The spelling reforms of Italian and Spanish took place at a time when literacy was not universal. The people who could read and write considered themselves upper class and had the time and motivation to participate in this great cultural advance. And oh yeah, the changes weren't so vast that the old way became unreadable.

I think literacy was more common in Germany, but the scope of the reform was even less there. In Turkey the changeover to the Roman alphabet happened after they just lost WWI and saw their Ottoman Empire collapse, so changing the way they wrote was just one more minor nuisance. And it served the very practical purpose of making themselves look a little more similar to the Europeans, who suddenly dominated the region.
Just out of curiousity, that guy who invented Garamond, what was his major field of study?

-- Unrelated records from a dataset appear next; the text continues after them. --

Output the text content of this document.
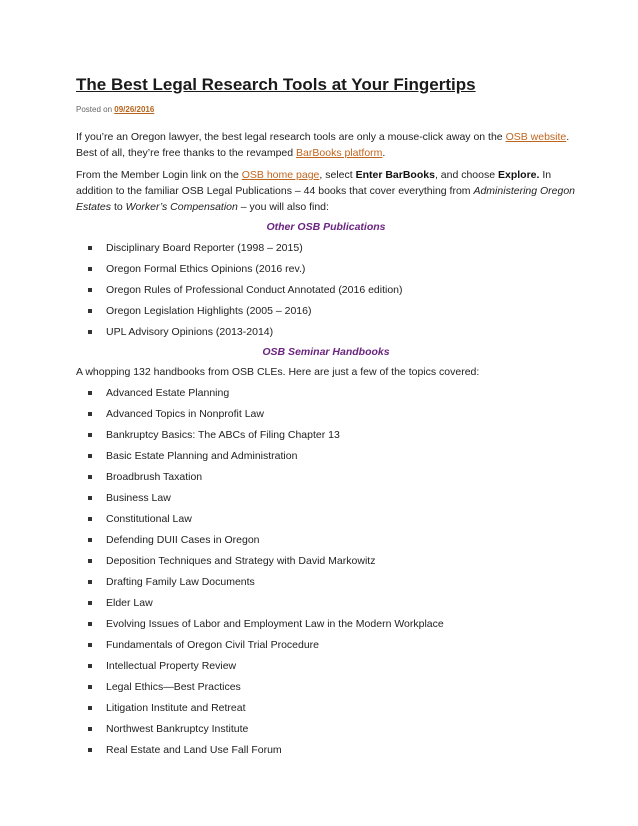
The Best Legal Research Tools at Your Fingertips
Posted on 09/26/2016

If you’re an Oregon lawyer, the best legal research tools are only a mouse-click away on the OSB website. Best of all, they’re free thanks to the revamped BarBooks platform.

From the Member Login link on the OSB home page, select Enter BarBooks, and choose Explore. In addition to the familiar OSB Legal Publications – 44 books that cover everything from Administering Oregon Estates to Worker’s Compensation – you will also find:

Other OSB Publications
Disciplinary Board Reporter (1998 – 2015)
Oregon Formal Ethics Opinions (2016 rev.)
Oregon Rules of Professional Conduct Annotated (2016 edition)
Oregon Legislation Highlights (2005 – 2016)
UPL Advisory Opinions (2013-2014)
OSB Seminar Handbooks

A whopping 132 handbooks from OSB CLEs. Here are just a few of the topics covered:

Advanced Estate Planning
Advanced Topics in Nonprofit Law
Bankruptcy Basics: The ABCs of Filing Chapter 13
Basic Estate Planning and Administration
Broadbrush Taxation
Business Law
Constitutional Law
Defending DUII Cases in Oregon
Deposition Techniques and Strategy with David Markowitz
Drafting Family Law Documents
Elder Law
Evolving Issues of Labor and Employment Law in the Modern Workplace
Fundamentals of Oregon Civil Trial Procedure
Intellectual Property Review
Legal Ethics—Best Practices
Litigation Institute and Retreat
Northwest Bankruptcy Institute
Real Estate and Land Use Fall Forum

Robert Slimbach (b. 1956) has always been interested in graphic design and type faces, although I can't find a reference to his college major. He has worked as a
type designer since 1985, for Adobe since 1987. The Garamond typeface was invented by Claude Garamond in the 16th century, but it fell out of vogue although never into complete disuse. Slimbach recognized its potential as a computer typeface and revived it by basing a digital font on it.
BTW: I'm in my early thirties and I still have a hard time understanding the Brits (or any other heavy accent). I like Monty Pythons shtick and all but when they start talking like women, fogitaboudit. I can't understand a bloody word.
Do you speak a second language? That usually stretches your language processing skill to make accents and dialects easier to comprehend. I assume you're studying spoken Japanese and not just the written language, and I hope you have a native speaker because a lot of American foreign language teachers just don't get the sounds quite right. My high school Spanish teacher was so bad that the Latino kids almost couldn't understand her.